_VSV_ stands for _Versatile Separated Values_. It is a very efficient, legible, and versatile method of creating lists, tables, configuration files, playlists, subtitles, programming objects, page markup, site syndication, etc.

## Description

Proposal: A versatile, efficient, unambiguous, standardized, regular, simple text format for creating tables, lists, configuration files, and hierarchy containers, that's easily read and created by both humans and machines, that supports many variations for any personal style, preferences, and protocols. Can accept any nonspace character (including comma, colon, tab, asterisk, etc.) as delimiter automatically without user input (no annoying popups or options to fill in).

The same simple algorithm will accept almost any delimiter you want. You want commas like CSV? No problem. Or fields separated by tab (TSV)? Sure. How about *NIX files that use colons? We'll take it. Want to mix them up in the same table or file? Go ahead. These simple rules mean it's very easy for both humans and machines to encode and decode VSV files.

Since the rules are simple, consistent, and regular, VSV can be adopted for any purpose. Such as HTML lists and tables, media playlist, subtitle, real-time captioning, site summary syndication, configuration files, object and array notation, page markup, style sheets, notes, etc. The creator of VSV always writes notes and lists in VSV, and only uses the simple yet powerful VPL (VSV playlist) format in VLC media player (hundreds of .vpl files). VSV files take up much smaller space, to represent the same data compared to other formats, such as XML, JSON, RSS, XSPF, M3U, etc.

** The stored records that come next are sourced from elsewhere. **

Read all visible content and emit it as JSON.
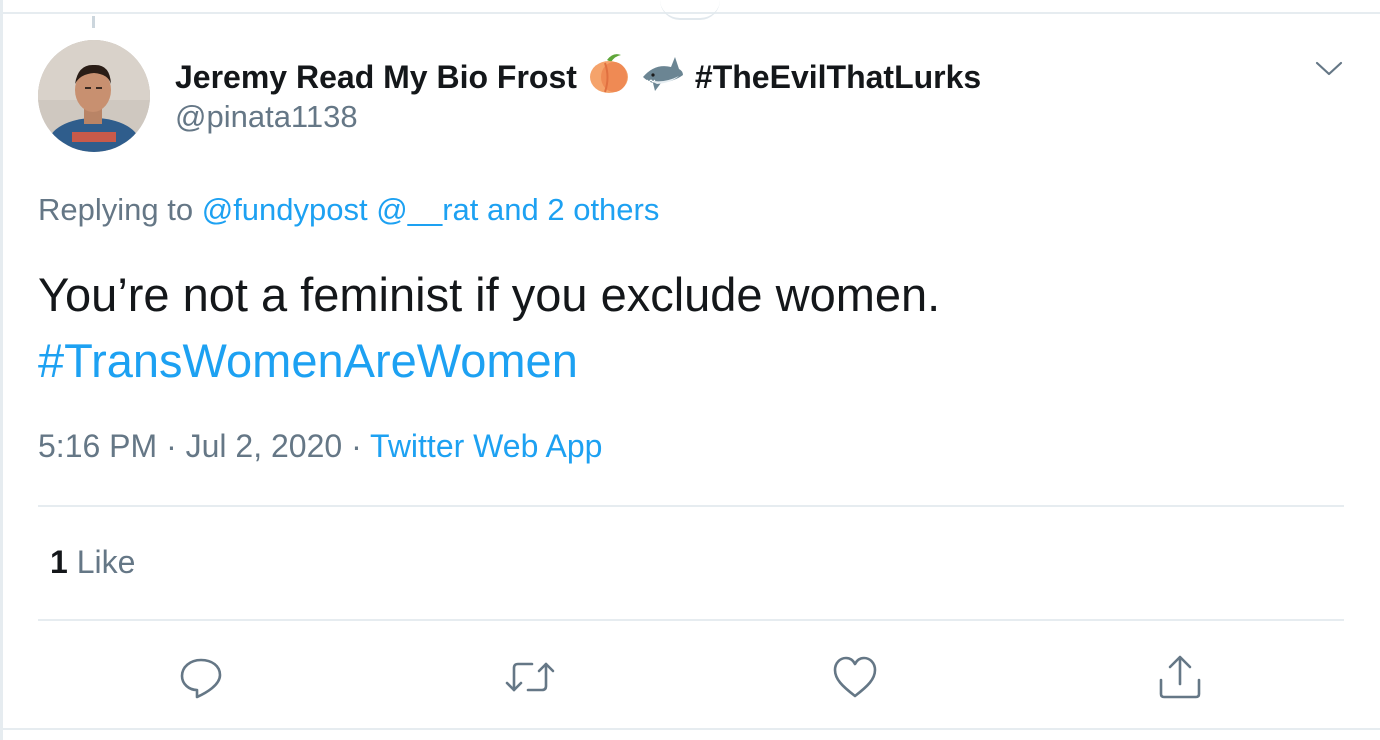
{
  "tweet": {
    "author": {
      "name": "Jeremy Read My Bio Frost",
      "name_emojis": [
        "peach-emoji",
        "shark-emoji"
      ],
      "name_hashtag": "#TheEvilThatLurks",
      "handle": "@pinata1138"
    },
    "reply": {
      "prefix": "Replying to",
      "mention_1": "@fundypost",
      "mention_2": "@__rat",
      "others": "and 2 others"
    },
    "text": "You’re not a feminist if you exclude women.",
    "hashtag": "#TransWomenAreWomen",
    "time": "5:16 PM",
    "separator": "·",
    "date": "Jul 2, 2020",
    "source": "Twitter Web App",
    "likes": {
      "count": "1",
      "label": "Like"
    },
    "actions": [
      "reply-icon",
      "retweet-icon",
      "like-icon",
      "share-icon"
    ]
  },
  "colors": {
    "link": "#1da1f2",
    "secondary_text": "#657786",
    "primary_text": "#14171a",
    "divider": "#e6ecf0"
  }
}
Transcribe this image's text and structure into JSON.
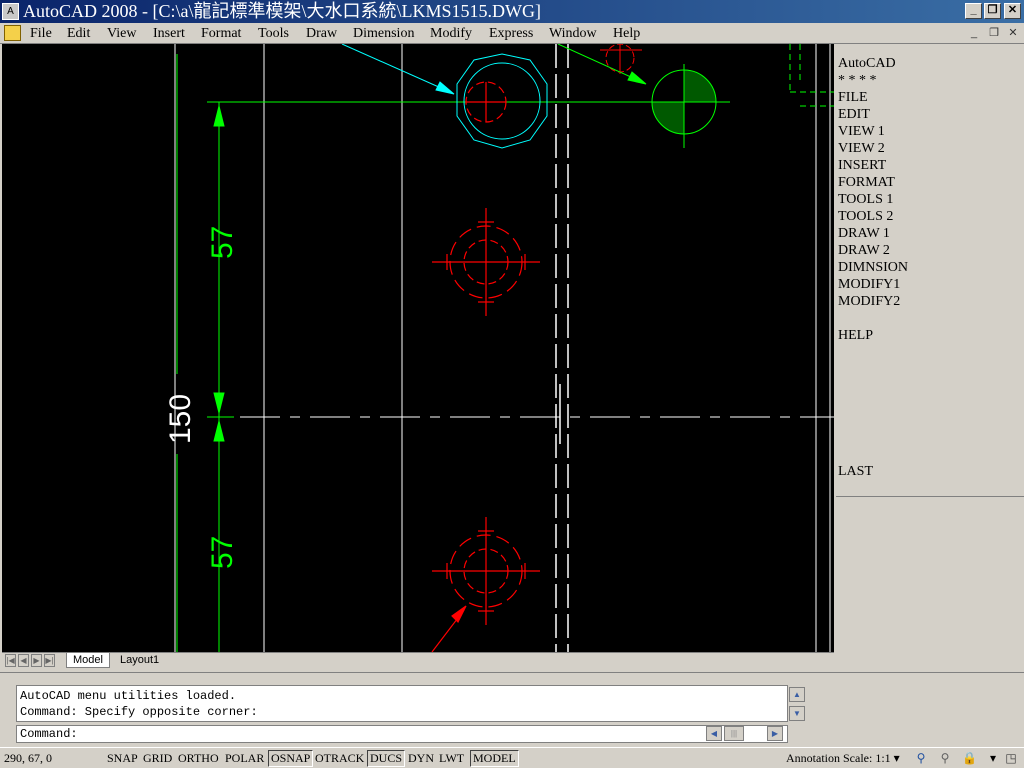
{
  "window": {
    "title": "AutoCAD 2008 - [C:\\a\\龍記標準模架\\大水口系統\\LKMS1515.DWG]",
    "app_icon_text": "A"
  },
  "menubar": {
    "items": [
      "File",
      "Edit",
      "View",
      "Insert",
      "Format",
      "Tools",
      "Draw",
      "Dimension",
      "Modify",
      "Express",
      "Window",
      "Help"
    ]
  },
  "drawing": {
    "dimensions": {
      "top": "57",
      "bottom": "57",
      "total": "150"
    },
    "colors": {
      "background": "#000000",
      "dimension": "#00ff00",
      "holes": "#ff0000",
      "leader": "#00ffff",
      "lines": "#ffffff"
    }
  },
  "screen_menu": {
    "items": [
      "AutoCAD",
      "* * * *",
      "FILE",
      "EDIT",
      "VIEW 1",
      "VIEW 2",
      "INSERT",
      "FORMAT",
      "TOOLS 1",
      "TOOLS 2",
      "DRAW 1",
      "DRAW 2",
      "DIMNSION",
      "MODIFY1",
      "MODIFY2",
      "",
      "HELP"
    ],
    "last": "LAST"
  },
  "layout_tabs": [
    "Model",
    "Layout1"
  ],
  "command": {
    "history": [
      "AutoCAD menu utilities loaded.",
      "Command: Specify opposite corner:"
    ],
    "prompt": "Command:"
  },
  "statusbar": {
    "coords": "290, 67, 0",
    "toggles": [
      {
        "label": "SNAP",
        "on": false
      },
      {
        "label": "GRID",
        "on": false
      },
      {
        "label": "ORTHO",
        "on": false
      },
      {
        "label": "POLAR",
        "on": false
      },
      {
        "label": "OSNAP",
        "on": true
      },
      {
        "label": "OTRACK",
        "on": false
      },
      {
        "label": "DUCS",
        "on": true
      },
      {
        "label": "DYN",
        "on": false
      },
      {
        "label": "LWT",
        "on": false
      },
      {
        "label": "MODEL",
        "on": true
      }
    ],
    "annotation_scale_label": "Annotation Scale:",
    "annotation_scale_value": "1:1"
  }
}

Moreover, VSV provides potentially greater functionality than other formats, due to versatility and extensibility for custom or vendor specified variables. For instance, VPL provides an easy way to load a list of files that only differ by incremental values (i.e. all episodes in all seasons of a show.) This would take up only simple three lines in VPL; whereas other formats would take dozens, if not hundreds of lines. That's because in other formats, each episode must be declared separately. Fortunately, VSV (thus VPL) are humane, dynamic formats that allow programs to interpret and execute the data as efficiently as possible.

# Written in VML

VML is a viable substitute of HTML, except using VSV rules. Hope to use VML as much as possible. So far, only the [editor page] (editor.php) is written in VML.